Clearly, psychology is just as much at play as technology. Stephen Josephson, a clinical associate professor of psychology at Weill Cornell Medical College in New York, says that a lot of the health concerns people have fall broadly under the category of anxiety, which can prompt compulsive behaviors such as constantly cruising the Web for information. He explains that it's well-proven that people are prone to selectively attend to negative information -- like the fact that a mole might be melanoma -- and to ignore the actual low prevalence of dire diseases,
"It's a paradox: The more you read in an attempt to reduce your fear, the more you try to figure things out, the more anxiety peaks. Very few people know how to navigate the Internet and evaluate information when they're anxious, and yet that's when they tend to go online."
Microsoft's Horvitz says the challenge for the Web is to improve health content so it more accurately reflects probability and likelihoods, and to adapt search engines to factor in many more complexities, such as family history, to be able to properly diagnose an ailment and then intervene when people are escalating inappropriately.
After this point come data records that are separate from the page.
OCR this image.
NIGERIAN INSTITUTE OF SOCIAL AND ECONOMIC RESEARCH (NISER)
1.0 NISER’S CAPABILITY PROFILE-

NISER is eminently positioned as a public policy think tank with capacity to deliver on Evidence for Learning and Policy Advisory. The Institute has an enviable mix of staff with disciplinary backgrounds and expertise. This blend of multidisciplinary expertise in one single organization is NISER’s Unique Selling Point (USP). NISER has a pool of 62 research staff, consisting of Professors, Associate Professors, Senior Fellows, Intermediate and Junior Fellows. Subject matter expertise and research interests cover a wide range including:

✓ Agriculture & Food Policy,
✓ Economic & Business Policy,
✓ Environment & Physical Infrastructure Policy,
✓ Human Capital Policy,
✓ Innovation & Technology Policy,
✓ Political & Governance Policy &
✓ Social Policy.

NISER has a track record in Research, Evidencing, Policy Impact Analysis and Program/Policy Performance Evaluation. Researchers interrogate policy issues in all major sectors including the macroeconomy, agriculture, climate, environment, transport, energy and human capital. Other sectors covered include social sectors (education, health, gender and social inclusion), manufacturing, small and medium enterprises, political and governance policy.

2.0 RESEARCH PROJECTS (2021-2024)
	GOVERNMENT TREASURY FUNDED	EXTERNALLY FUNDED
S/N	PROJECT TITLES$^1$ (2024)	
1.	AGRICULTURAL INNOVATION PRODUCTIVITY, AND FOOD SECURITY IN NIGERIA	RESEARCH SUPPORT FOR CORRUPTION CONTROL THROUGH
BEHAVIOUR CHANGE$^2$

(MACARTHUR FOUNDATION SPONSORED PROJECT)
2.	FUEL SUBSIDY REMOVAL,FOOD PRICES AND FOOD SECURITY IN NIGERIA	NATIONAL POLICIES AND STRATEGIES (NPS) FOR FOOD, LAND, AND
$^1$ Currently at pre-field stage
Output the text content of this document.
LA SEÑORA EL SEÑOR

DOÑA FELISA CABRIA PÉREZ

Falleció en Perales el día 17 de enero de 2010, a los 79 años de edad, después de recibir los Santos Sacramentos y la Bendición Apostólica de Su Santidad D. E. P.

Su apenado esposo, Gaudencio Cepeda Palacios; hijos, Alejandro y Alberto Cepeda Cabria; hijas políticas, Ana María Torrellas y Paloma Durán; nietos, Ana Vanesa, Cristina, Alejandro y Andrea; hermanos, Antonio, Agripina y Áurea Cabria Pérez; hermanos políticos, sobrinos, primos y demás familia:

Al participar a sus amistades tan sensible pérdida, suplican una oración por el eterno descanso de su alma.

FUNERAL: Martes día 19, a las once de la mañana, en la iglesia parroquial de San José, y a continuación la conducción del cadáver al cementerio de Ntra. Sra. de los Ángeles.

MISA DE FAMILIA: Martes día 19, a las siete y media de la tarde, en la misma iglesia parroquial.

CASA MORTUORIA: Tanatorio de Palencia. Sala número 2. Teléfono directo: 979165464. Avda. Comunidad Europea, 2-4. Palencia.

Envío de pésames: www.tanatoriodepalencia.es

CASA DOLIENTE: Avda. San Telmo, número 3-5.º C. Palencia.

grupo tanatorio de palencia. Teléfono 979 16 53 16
Take, for example, someone younger than 35 with no family history of cardiac trouble who plugs "chest pain" into a search. Right now "heart attack" will pop up the most frequently, about 37 percent of the time, says Horvitz. "But if the system just knew their age and family history, it would say, 'Just take it easy; don't run to the hospital,' " because it would be extremely unusual for a young person with no history to be having a heart attack.
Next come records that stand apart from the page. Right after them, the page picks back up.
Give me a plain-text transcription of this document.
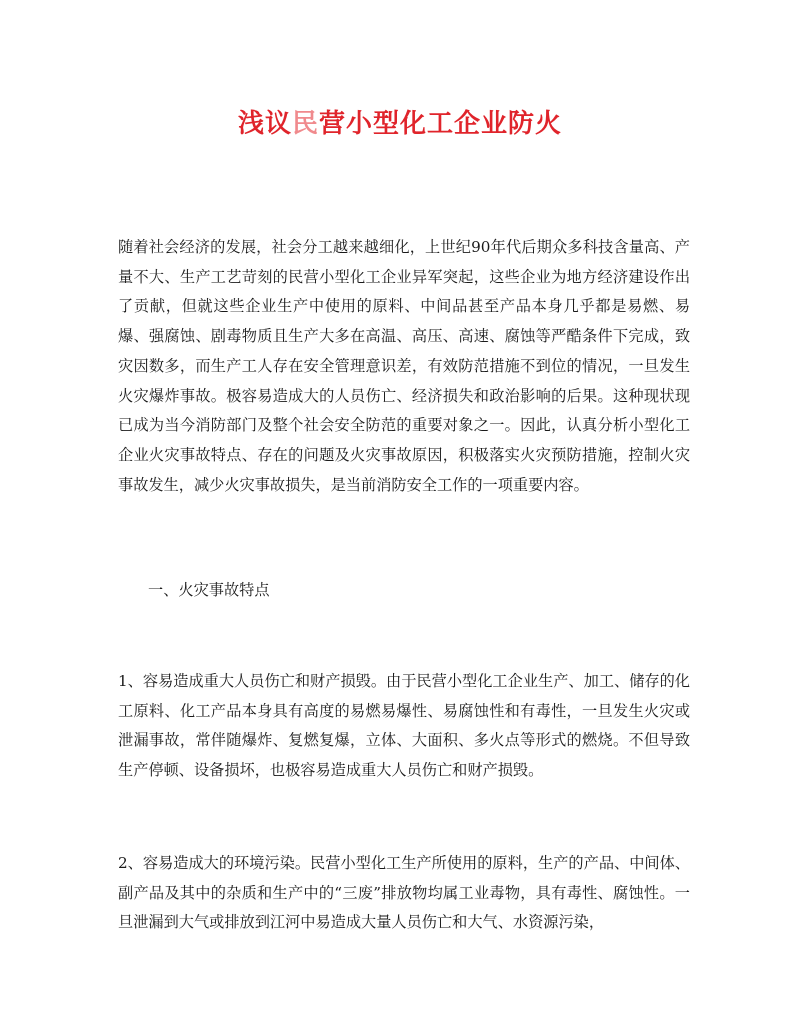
浅议民营小型化工企业防火
随着社会经济的发展，社会分工越来越细化，上世纪90年代后期众多科技含量高、产量不大、生产工艺苛刻的民营小型化工企业异军突起，这些企业为地方经济建设作出了贡献，但就这些企业生产中使用的原料、中间品甚至产品本身几乎都是易燃、易爆、强腐蚀、剧毒物质且生产大多在高温、高压、高速、腐蚀等严酷条件下完成，致灾因数多，而生产工人存在安全管理意识差，有效防范措施不到位的情况，一旦发生火灾爆炸事故。极容易造成大的人员伤亡、经济损失和政治影响的后果。这种现状现已成为当今消防部门及整个社会安全防范的重要对象之一。因此，认真分析小型化工企业火灾事故特点、存在的问题及火灾事故原因，积极落实火灾预防措施，控制火灾事故发生，减少火灾事故损失，是当前消防安全工作的一项重要内容。
一、火灾事故特点
1、容易造成重大人员伤亡和财产损毁。由于民营小型化工企业生产、加工、储存的化工原料、化工产品本身具有高度的易燃易爆性、易腐蚀性和有毒性，一旦发生火灾或泄漏事故，常伴随爆炸、复燃复爆，立体、大面积、多火点等形式的燃烧。不但导致生产停顿、设备损坏，也极容易造成重大人员伤亡和财产损毁。
2、容易造成大的环境污染。民营小型化工生产所使用的原料，生产的产品、中间体、副产品及其中的杂质和生产中的“三废”排放物均属工业毒物，具有毒性、腐蚀性。一旦泄漏到大气或排放到江河中易造成大量人员伤亡和大气、水资源污染，
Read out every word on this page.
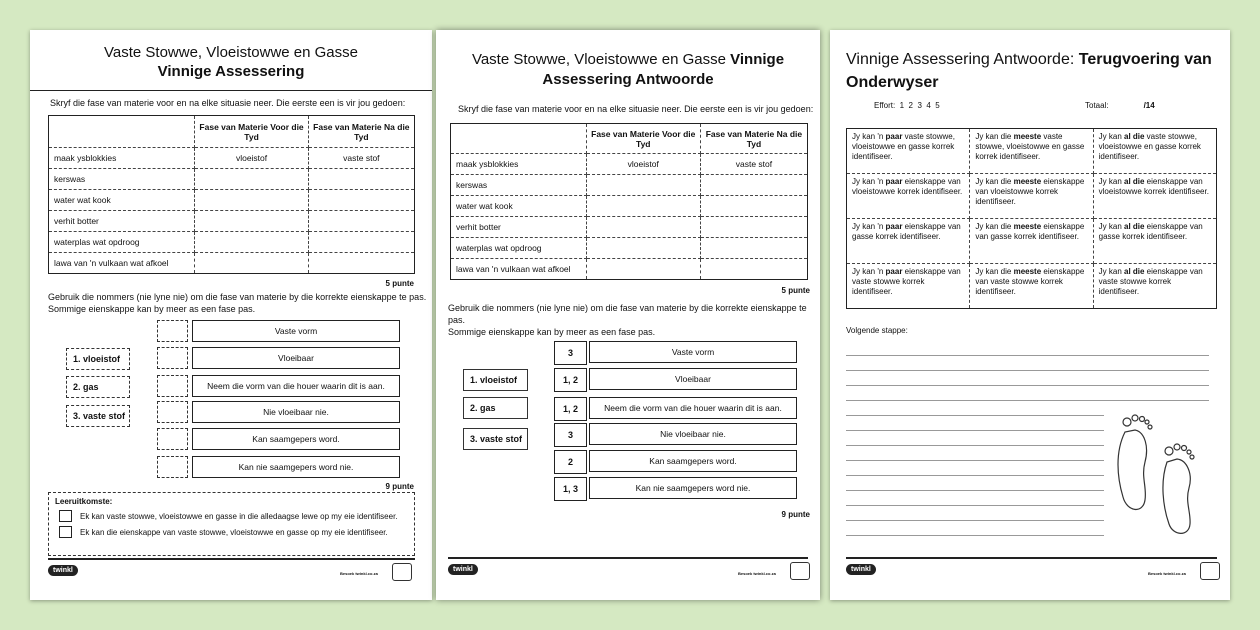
Vaste Stowwe, Vloeistowwe en Gasse
Vinnige Assessering
Skryf die fase van materie voor en na elke situasie neer. Die eerste een is vir jou gedoen:
	Fase van Materie Voor die Tyd	Fase van Materie Na die Tyd
maak ysblokkies	vloeistof	vaste stof
kerswas		
water wat kook		
verhit botter		
waterplas wat opdroog		
lawa van 'n vulkaan wat afkoel		
5 punte
Gebruik die nommers (nie lyne nie) om die fase van materie by die korrekte eienskappe te pas.
Sommige eienskappe kan by meer as een fase pas.
1. vloeistof
2. gas
3. vaste stof
Vaste vorm
Vloeibaar
Neem die vorm van die houer waarin dit is aan.
Nie vloeibaar nie.
Kan saamgepers word.
Kan nie saamgepers word nie.
9 punte
Leeruitkomste:
Ek kan vaste stowwe, vloeistowwe en gasse in die alledaagse lewe op my eie identifiseer.
Ek kan die eienskappe van vaste stowwe, vloeistowwe en gasse op my eie identifiseer.
twinkl	Besoek twinkl.co.za
Vaste Stowwe, Vloeistowwe en Gasse Vinnige Assessering Antwoorde
Skryf die fase van materie voor en na elke situasie neer. Die eerste een is vir jou gedoen:
	Fase van Materie Voor die Tyd	Fase van Materie Na die Tyd
maak ysblokkies	vloeistof	vaste stof
kerswas		
water wat kook		
verhit botter		
waterplas wat opdroog		
lawa van 'n vulkaan wat afkoel		
5 punte
Gebruik die nommers (nie lyne nie) om die fase van materie by die korrekte eienskappe te pas.
Sommige eienskappe kan by meer as een fase pas.
1. vloeistof
2. gas
3. vaste stof
3	Vaste vorm
1, 2	Vloeibaar
1, 2	Neem die vorm van die houer waarin dit is aan.
3	Nie vloeibaar nie.
2	Kan saamgepers word.
1, 3	Kan nie saamgepers word nie.
9 punte
twinkl
Besoek twinkl.co.za
Vinnige Assessering Antwoorde: Terugvoering van Onderwyser
Effort: 1  2  3  4  5	Totaal:	/14
Jy kan 'n paar vaste stowwe, vloeistowwe en gasse korrek identifiseer.	Jy kan die meeste vaste stowwe, vloeistowwe en gasse korrek identifiseer.	Jy kan al die vaste stowwe, vloeistowwe en gasse korrek identifiseer.
Jy kan 'n paar eienskappe van vloeistowwe korrek identifiseer.	Jy kan die meeste eienskappe van vloeistowwe korrek identifiseer.	Jy kan al die eienskappe van vloeistowwe korrek identifiseer.
Jy kan 'n paar eienskappe van gasse korrek identifiseer.	Jy kan die meeste eienskappe van gasse korrek identifiseer.	Jy kan al die eienskappe van gasse korrek identifiseer.
Jy kan 'n paar eienskappe van vaste stowwe korrek identifiseer.	Jy kan die meeste eienskappe van vaste stowwe korrek identifiseer.	Jy kan al die eienskappe van vaste stowwe korrek identifiseer.
Volgende stappe:
twinkl
Besoek twinkl.co.za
In the meantime, fellow cyberchondriacs, try to keep everything in perspective and seek out credible information. The Medical Library Association has some great tips for evaluating health research online.
Oh, and about that twitch? Eventually I asked my doctor about it, and he helped me figure out that I'm actually allergic to a new eye cream I bought to stave off the effects of aging -- not in need of pricey and invasive tests for a rare tropical disease.